Walter R D
Biochim Biophys Acta. 1976 Mar 11;429(1):137-46. doi: 10.1016/0005-2744(76)90036-x.
A nucleoside-dependent protein kinase (EC 2.7.1.37) was partially purified from Trypanosoma gambiense, the pathogenic agent of sleeping sickness. This enzyme catalyzes the phosphorylation of histone and protamine. Various nucleosides at the concentration of 10(-4) M stimulated the histone kinase activity about two-fold, whereas cyclic AMP and cyclic GMP were without effect. The pH-optimum for histone phosphorylation was at about pH 7.0. The enzyme activity absolutely depends on Mg2+, Mn2+ or Co2+. The apparent Km-value for histone was 0.3 mg/ml and those for ATP were 2 - 10(-4) M and 6 - 10(-5) M in the absence or presence of 10(-4) M adenosine respectively. IDP and ADP complete with ATP. The inhibition constants were calculated to be 2 - 10(-4) M and 2.5 - 10(-4) M, respectively. The molecular weight of the histone kinase was found to be 95 000 by gel filtration and 88 000 by sedimentation in a sucrose gradient.
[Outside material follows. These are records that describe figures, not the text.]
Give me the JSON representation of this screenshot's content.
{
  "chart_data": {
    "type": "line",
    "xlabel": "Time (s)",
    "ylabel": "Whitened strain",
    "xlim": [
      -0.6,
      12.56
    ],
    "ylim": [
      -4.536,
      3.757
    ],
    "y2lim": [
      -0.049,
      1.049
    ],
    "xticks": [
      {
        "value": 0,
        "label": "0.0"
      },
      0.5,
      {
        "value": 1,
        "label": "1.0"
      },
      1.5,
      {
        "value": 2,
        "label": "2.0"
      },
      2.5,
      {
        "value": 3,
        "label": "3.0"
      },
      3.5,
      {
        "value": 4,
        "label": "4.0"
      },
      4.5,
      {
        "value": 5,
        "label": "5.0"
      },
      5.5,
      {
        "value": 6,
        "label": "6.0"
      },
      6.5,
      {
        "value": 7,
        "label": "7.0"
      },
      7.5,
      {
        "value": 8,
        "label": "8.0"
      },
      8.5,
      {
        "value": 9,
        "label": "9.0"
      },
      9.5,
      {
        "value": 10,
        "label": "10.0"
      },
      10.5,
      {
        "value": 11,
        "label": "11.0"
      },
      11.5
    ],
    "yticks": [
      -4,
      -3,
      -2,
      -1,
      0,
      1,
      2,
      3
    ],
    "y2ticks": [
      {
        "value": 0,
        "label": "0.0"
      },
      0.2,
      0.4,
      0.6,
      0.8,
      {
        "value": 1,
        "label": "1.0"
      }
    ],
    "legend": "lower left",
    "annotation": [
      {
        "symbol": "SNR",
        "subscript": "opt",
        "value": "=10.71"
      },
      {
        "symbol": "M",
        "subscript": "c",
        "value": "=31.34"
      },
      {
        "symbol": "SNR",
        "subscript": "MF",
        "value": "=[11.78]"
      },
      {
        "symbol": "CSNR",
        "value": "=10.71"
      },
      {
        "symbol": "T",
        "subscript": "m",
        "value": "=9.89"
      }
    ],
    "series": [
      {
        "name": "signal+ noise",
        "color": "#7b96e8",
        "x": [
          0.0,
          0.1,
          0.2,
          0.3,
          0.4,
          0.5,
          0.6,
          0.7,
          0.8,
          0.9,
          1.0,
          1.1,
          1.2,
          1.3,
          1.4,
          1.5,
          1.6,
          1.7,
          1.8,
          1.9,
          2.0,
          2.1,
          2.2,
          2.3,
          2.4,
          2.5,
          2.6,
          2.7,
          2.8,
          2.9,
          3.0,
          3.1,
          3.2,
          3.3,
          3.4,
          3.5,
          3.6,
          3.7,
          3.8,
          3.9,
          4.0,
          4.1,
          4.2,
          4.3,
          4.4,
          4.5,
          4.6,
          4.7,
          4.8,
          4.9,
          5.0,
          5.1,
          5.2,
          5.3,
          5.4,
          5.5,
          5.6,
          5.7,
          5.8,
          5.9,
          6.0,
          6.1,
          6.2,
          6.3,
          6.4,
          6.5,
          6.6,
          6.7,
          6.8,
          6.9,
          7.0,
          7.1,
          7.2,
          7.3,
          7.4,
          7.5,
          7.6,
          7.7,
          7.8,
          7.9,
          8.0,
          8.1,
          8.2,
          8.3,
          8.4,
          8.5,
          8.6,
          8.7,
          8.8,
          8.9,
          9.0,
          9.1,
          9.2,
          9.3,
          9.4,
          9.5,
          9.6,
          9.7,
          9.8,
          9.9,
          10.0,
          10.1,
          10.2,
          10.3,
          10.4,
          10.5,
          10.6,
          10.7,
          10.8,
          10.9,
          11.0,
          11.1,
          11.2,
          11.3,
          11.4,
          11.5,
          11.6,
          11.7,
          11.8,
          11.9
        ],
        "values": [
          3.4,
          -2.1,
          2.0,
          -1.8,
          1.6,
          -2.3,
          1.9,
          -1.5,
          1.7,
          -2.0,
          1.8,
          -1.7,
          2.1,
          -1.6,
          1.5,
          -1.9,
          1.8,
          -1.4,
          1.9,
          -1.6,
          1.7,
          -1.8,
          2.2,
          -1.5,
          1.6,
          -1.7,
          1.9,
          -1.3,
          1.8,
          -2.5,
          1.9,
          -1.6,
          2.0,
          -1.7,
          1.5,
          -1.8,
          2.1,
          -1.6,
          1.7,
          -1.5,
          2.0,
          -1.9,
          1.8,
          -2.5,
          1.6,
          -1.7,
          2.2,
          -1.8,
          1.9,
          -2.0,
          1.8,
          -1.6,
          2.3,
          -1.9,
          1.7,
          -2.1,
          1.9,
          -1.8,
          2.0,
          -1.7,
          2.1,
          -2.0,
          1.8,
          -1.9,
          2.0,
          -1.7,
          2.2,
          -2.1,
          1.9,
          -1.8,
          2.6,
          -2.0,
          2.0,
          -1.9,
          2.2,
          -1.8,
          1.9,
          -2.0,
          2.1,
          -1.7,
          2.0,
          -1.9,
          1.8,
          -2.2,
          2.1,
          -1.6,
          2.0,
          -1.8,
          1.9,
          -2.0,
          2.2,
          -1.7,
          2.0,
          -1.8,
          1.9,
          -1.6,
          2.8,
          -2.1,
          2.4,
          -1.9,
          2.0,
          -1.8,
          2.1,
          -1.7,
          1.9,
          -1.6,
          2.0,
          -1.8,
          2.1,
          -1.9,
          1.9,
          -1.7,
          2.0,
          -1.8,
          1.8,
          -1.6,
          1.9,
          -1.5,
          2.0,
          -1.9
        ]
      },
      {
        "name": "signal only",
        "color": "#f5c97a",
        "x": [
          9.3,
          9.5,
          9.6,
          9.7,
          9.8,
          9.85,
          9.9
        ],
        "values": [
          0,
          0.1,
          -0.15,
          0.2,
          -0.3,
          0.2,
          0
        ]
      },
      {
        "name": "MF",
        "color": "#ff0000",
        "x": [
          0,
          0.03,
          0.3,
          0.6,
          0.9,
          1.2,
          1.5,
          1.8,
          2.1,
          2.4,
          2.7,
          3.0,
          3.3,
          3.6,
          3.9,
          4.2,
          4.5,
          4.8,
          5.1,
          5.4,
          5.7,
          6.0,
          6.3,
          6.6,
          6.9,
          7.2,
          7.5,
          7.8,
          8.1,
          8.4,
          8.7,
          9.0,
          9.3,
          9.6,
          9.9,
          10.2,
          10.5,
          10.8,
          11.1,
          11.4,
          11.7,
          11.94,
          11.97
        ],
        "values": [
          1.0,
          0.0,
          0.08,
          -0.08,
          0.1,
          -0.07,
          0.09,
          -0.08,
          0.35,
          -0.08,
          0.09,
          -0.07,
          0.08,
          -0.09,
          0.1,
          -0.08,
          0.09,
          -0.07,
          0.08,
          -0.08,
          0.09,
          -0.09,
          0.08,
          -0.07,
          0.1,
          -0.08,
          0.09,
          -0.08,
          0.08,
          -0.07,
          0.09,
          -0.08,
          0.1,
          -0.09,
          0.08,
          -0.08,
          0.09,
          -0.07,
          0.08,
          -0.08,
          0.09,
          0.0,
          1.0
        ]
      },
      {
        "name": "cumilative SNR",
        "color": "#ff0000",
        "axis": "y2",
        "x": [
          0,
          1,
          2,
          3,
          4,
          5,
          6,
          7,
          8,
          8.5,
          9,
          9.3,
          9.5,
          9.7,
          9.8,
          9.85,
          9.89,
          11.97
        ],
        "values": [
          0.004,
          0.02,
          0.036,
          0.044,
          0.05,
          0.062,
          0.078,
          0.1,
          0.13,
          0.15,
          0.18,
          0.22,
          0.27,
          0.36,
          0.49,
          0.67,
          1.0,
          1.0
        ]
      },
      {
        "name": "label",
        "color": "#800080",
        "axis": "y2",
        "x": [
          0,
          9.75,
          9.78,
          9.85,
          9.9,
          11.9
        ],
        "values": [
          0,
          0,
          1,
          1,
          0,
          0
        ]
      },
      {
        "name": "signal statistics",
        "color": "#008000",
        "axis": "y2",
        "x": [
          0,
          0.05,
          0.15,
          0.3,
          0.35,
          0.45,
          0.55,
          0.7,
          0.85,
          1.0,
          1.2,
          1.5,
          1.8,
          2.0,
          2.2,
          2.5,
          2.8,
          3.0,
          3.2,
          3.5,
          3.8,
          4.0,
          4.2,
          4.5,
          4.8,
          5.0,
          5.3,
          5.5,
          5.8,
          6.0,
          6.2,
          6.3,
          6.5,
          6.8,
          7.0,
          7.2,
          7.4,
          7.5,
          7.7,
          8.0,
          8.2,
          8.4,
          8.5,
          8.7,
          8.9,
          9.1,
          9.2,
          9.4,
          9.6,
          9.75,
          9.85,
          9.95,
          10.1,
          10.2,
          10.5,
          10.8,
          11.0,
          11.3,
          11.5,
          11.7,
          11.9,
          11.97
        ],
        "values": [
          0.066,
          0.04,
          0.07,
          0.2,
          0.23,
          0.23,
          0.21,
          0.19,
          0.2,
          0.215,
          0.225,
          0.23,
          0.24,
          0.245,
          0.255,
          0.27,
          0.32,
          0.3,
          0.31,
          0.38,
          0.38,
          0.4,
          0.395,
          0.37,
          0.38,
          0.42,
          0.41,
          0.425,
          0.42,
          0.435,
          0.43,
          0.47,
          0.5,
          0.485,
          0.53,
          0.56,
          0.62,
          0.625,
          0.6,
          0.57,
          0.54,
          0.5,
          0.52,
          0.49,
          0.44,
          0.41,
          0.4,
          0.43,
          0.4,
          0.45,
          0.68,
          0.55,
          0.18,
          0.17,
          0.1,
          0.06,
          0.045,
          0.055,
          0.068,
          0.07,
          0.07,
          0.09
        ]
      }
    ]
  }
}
从昏睡病的病原体冈比亚锥虫中部分纯化出一种核苷依赖性蛋白激酶(EC 2.7.1.37)。该酶催化组蛋白和鱼精蛋白的磷酸化。浓度为10^(-4) M的各种核苷可使组蛋白激酶活性提高约两倍,而环磷酸腺苷(cAMP)和环磷酸鸟苷(cGMP)则无此作用。组蛋白磷酸化的最适pH约为7.0。酶活性绝对依赖于Mg2+、Mn2+或Co2+。在不存在或存在10^(-4) M腺苷的情况下,组蛋白的表观Km值为0.3 mg/ml,ATP的表观Km值分别为2×10^(-4) M和6×10^(-5) M。肌苷二磷酸(IDP)和二磷酸腺苷(ADP)与ATP竞争。计算出的抑制常数分别为2×10^(-4) M和2.5×10^(-4) M。通过凝胶过滤法测得组蛋白激酶的分子量为95000,通过蔗糖梯度沉降法测得为88000。